If you are a user of SQL Server, the bulk of the burden is on the Microsoft SQL product team to fully take advantage of multicores and manycores, and you can more or less just kick back and enjoy the results. But I’d contend that it would still pay off handsomely for you to develop an understanding and get yourself oriented.
One way to accomplish that without getting too deep into all the details is to see how conventional wisdoms are being affected, as is often the case with computing. Fortunately, a group of prominent researchers at UC Berkeley have already compiled a fairly comprehensive list in a report. I encourage you to read the full report. But for your convenience, I’ve reproduced these conventional wisdoms below.
The Berkeley group lists the affected conventional wisdoms in pairs with an old conventional wisdom followed by the new conventional wisdom to illustrate the profound changes that are happening.
- Old: Power is free, but transistors are expensive.
New is the “Power wall”: Power is expensive, but transistors are “free”. That is, we can put more transistors on a chip than we have the power to turn on.
- Old: If you worry about power, the only concern is dynamic power.
New: For desktops and servers, static power due to leakage can be 40% of total power.

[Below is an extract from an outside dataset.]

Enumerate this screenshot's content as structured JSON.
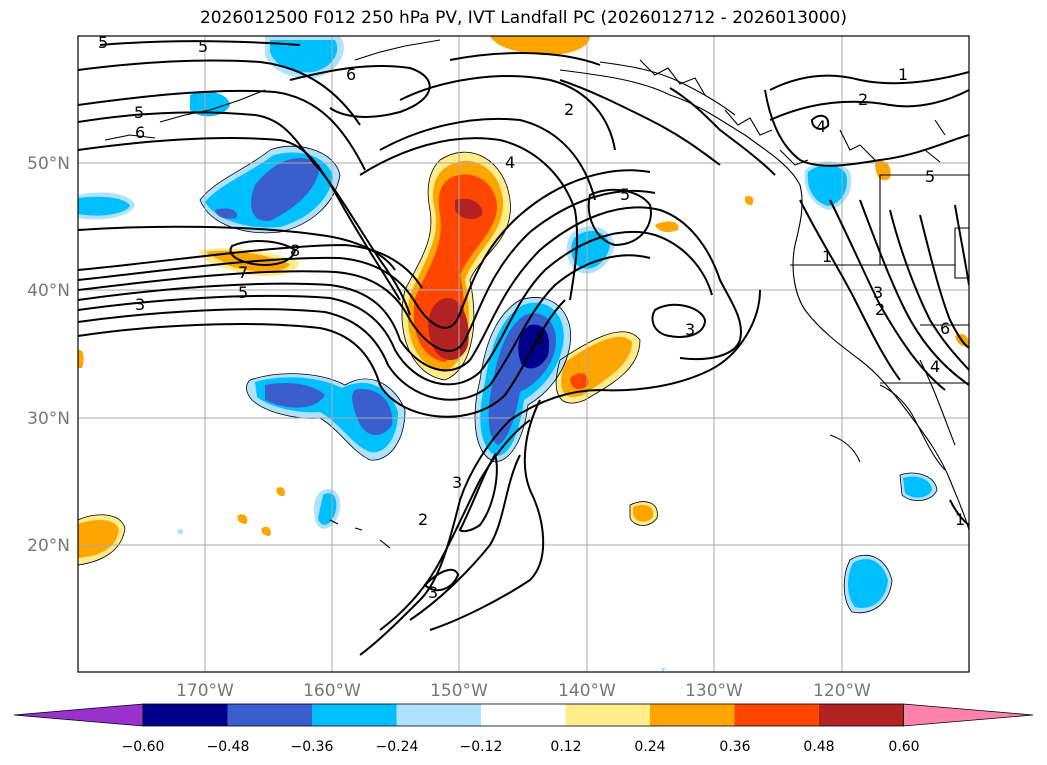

- Old: Monolithic uniprocessors in silicon are reliable internally, with errors occurring only at the pins.
New: As chips drop below 65 nm feature sizes, they will have high soft and hard error rates.

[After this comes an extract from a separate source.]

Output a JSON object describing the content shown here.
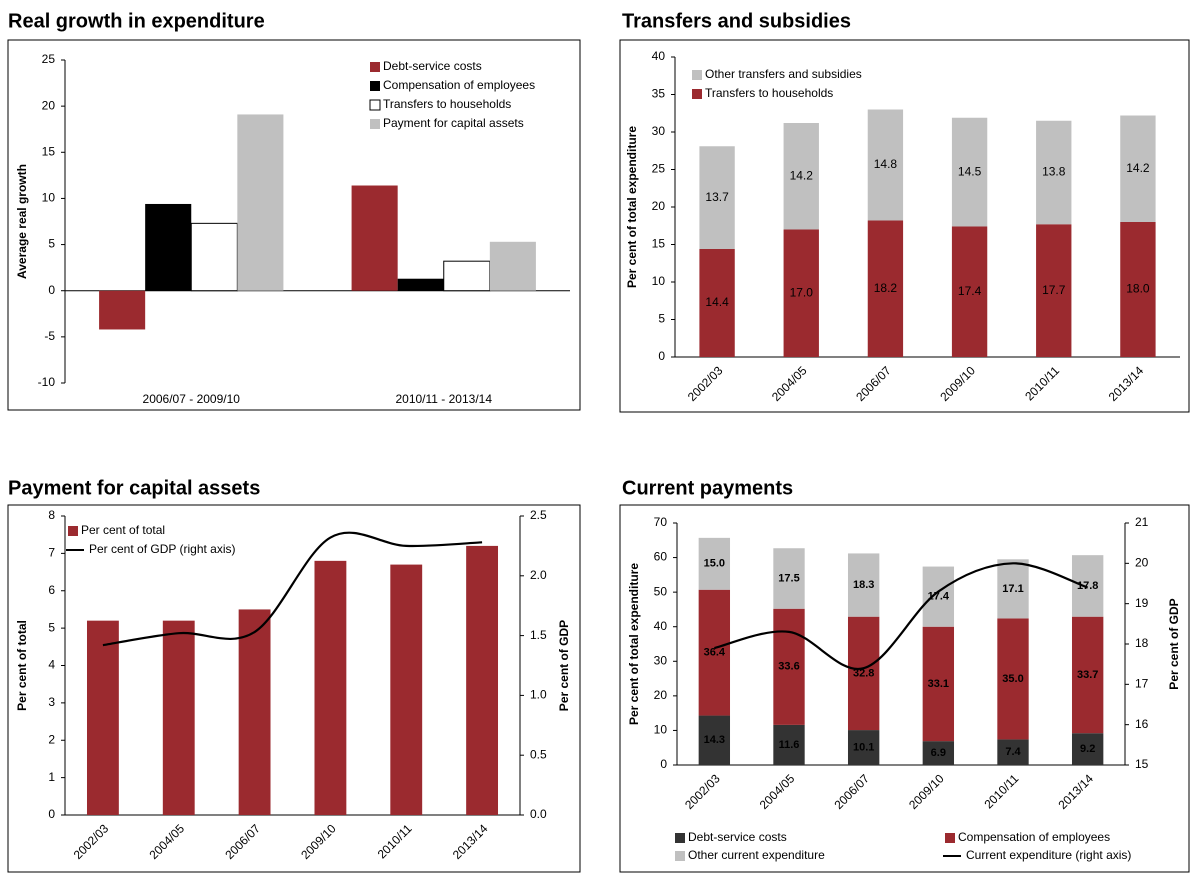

- Old: By building upon prior successes, we can continue to raise the level of abstraction and hence the size of hardware designs.
New: Wire delay, noise, cross coupling (capacitive and inductive), manufacturing variability, reliability (see above), clock jitter, design validation, and so on conspire to stretch the development time and cost of large designs at 65nm or smaller feature sizes.
- Old: Researchers demonstrate new architecture ideas by building chips.
New: The cost of masks at 65 nm feature size, the cost of Electronic Computer Aided Design software to design such chips, and the cost of design for GHz clock rates means researchers can no longer build believable prototypes. Thus, an alternative approach to evaluating architectures must be developed.
- Old: Performance improvements yield both lower latency and higher bandwidth.
New: Across many technologies, bandwidth improves by at least the square of the improvement in latency.
- Old: Multiply is slow, but load and store is fast.
New is the “Memory wall”: Load and store is slow, but multiply is fast. Modern microprocessors can take 200 clocks to access Dynamic Random Access Memory (DRAM), but even floating-point multiplies may take only four clock cycles.
- Old: We can reveal more instruction-level parallelism (ILP) via compilers and architecture innovation. Examples from the past include branch prediction, out-of-order execution, speculation, and Very Long Instruction Word systems.
New is the “ILP wall”: There are diminishing returns on finding more ILP.
- Old: Uniprocessor performance doubles every 18 months.
New is Power Wall + Memory Wall + ILP Wall = Brick Wall. In 2006, performance is a factor of three below the traditional doubling every 18 months that we enjoyed between 1986 and 2002. The doubling of uniprocessor performance may now take 5 years.
- Old: Don’t bother parallelizing your application, as you can just wait a little while and run it on a much faster sequential computer.
New: It will be a very long wait for a faster sequential computer.
- Old: Increasing clock frequency is the primary method of improving processor performance.
New: Increasing parallelism is the primary method of improving processor performance.
- Old: Less than linear scaling for a multiprocessor application is failure.
New: Given the switch to parallel computing, any speedup via parallelism is a success.